In the mass trial on 31 January 2018, Ali was sentenced to death for allegedly assisting in the 1 January 2017 escape from Jau Prison. In addition to the charges relating to the prison break, Ali was also charged with killing a security officer on 29 January 2017, firing on a security patrol and injuring one of its officers on 14 January 2017, and possessing firearms. Ali was additionally stripped of his Bahraini nationality. As is the case with the other defendants, at no time during his detention was he allowed to meet with his attorney, and he was obliged to change lawyers because they feared reprisals.

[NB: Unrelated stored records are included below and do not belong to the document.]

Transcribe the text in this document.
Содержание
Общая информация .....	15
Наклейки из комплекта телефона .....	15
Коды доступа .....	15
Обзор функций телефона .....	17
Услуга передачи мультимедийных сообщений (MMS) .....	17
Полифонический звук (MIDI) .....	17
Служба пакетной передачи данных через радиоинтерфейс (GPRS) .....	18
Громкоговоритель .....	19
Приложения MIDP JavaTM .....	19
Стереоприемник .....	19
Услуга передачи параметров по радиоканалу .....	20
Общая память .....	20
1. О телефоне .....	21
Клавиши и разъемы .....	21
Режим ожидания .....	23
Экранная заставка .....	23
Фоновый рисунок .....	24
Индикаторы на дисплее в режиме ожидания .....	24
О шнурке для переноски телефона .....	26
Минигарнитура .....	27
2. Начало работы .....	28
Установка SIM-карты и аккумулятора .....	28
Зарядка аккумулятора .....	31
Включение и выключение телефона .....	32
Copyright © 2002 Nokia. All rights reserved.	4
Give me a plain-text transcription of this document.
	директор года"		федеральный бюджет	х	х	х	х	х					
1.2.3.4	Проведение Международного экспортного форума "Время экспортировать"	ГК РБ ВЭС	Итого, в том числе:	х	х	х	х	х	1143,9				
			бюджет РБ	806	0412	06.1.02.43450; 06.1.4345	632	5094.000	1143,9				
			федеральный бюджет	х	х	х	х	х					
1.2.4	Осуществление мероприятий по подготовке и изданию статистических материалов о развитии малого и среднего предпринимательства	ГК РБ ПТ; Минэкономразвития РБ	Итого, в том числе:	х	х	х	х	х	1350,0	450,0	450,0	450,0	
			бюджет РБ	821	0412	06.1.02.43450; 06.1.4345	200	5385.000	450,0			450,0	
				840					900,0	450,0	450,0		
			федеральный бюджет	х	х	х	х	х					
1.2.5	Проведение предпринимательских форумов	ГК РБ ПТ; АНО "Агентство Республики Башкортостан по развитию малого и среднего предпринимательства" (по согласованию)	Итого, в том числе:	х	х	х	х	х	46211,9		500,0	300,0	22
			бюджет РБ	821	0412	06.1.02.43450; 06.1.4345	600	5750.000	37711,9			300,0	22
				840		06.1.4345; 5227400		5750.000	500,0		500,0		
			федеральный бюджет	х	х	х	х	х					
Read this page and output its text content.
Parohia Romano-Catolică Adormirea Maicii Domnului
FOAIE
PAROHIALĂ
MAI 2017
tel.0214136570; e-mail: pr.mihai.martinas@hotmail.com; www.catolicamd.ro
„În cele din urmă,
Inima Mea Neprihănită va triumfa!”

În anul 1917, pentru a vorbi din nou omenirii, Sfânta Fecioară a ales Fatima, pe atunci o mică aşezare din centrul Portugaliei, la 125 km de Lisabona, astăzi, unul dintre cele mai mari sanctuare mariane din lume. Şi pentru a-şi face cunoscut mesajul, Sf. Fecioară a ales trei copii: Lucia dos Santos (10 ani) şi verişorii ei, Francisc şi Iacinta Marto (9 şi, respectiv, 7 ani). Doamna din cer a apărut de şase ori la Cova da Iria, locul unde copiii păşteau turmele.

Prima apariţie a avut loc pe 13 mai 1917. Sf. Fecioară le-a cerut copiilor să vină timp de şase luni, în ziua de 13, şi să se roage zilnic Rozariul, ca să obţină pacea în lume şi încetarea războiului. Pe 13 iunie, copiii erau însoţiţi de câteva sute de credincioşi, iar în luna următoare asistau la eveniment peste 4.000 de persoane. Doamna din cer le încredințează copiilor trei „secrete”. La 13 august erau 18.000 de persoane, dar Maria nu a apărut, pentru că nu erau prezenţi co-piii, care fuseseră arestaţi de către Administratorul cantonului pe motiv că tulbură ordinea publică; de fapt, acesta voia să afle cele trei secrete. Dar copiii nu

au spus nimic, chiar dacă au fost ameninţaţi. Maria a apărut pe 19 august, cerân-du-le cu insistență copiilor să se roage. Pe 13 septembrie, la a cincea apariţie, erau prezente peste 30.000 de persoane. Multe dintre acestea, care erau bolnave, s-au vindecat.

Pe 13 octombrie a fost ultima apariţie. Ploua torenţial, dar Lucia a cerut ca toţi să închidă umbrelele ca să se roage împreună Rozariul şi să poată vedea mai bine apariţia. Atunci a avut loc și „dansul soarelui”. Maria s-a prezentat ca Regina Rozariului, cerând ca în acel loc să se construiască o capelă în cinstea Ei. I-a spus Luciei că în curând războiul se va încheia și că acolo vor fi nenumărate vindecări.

Ali was transferred to Jau Prison on 2 February 2018, where the guards beat him upon arrival. In early February, he was arbitrarily placed in solitary confinement, tortured for six consecutive hours, and taken to an unknown location, presumably in order for him to be further subjected to abuse.
On 28 January 2019, the Bahraini High Court of Appeals confirmed Ali’s death sentence and Ahmed’s life term. On 6 May 2019 the Court of Cassation, Bahrain’s highest court, upheld both sentences. Ali is one of eight men currently at imminent risk of execution in Bahrain.
Bahrain’s actions violate several norms of international law by which it is bound, including the Convention Against Torture and Other Cruel, Inhuman or Degrading Treatment or Punishment and the International Covenant on Civil and Political Rights.
ADHRB calls upon Bahrain to abide by its international obligations by annulling Ahmed and Ali’s convictions based on proceedings conducted in violation of the right to a fair trial, and to ensure that any future criminal proceedings brought against them are in conformity with international norms and standards. We also urge the authorities to investigate allegations of ill-treatment and torture by authorities in Bahraini prisons, and hold those authorities accountable.
Editor’s note: This piece was edited on 15 May 2019 to correct an error. ADHRB previously stated the date of Ali AlArab’s arrest as 9 February 2018, when the correct date is 9 February 2017.
Additional information concerning the appeals process was included on 15 May 2019 as well.